People with genetic high cholesterol, heart disease or both, and infected with Covid-19 can be more at risk of heart attacks, according to new research.
Familial hypercholesterolemia (FH) is a common genetic condition that increases an individual’s risk for cardiovascular disease by up to 20-fold due to lifelong elevated low density lipoprotein cholesterol (LDL-C) levels.
The study, published in the American Journal of Preventive Cardiology, also confirms that Covid-19 increases heart attack rates in individuals with established atherosclerotic cardiovascular disease (ASCVD).
“Probable FH” individuals with pre-existing ASCVD who contracted Covid had heart attacks at a seven-times greater annual rate than their counterparts who did not contract the virus, the researchers said.

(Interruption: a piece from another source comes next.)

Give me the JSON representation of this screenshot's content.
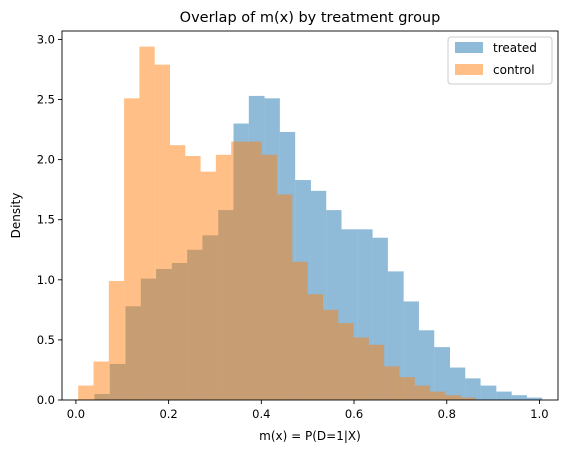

“This study is a call to action to diagnose individuals with this deadly genetic condition who are hiding in plain sight within our healthcare system, and take particular precautions related to Covid-19 infections. FH is an untapped opportunity for heart disease prevention,” said Mary McGowan, chief medical officer for the FH Foundation. For the study, the team performed an analysis of 55,412,462 individuals, separating groups into six matched cohorts including diagnosed FH, probable FH, and ASCVD, with and without Covid-19 infection.
The researchers found that rates of heart attacks were highest in those with a Covid-19 diagnosis and the presence of diagnosed FH or probable FH with known ASCVD. “These results are significant because these data underscore the importance of understanding if individuals have underlying cardiovascular disease or genetic high cholesterol when treating for Covid-19 infection or considering vaccination,” said Kelly Myers, chief technology officer of the FH Foundation.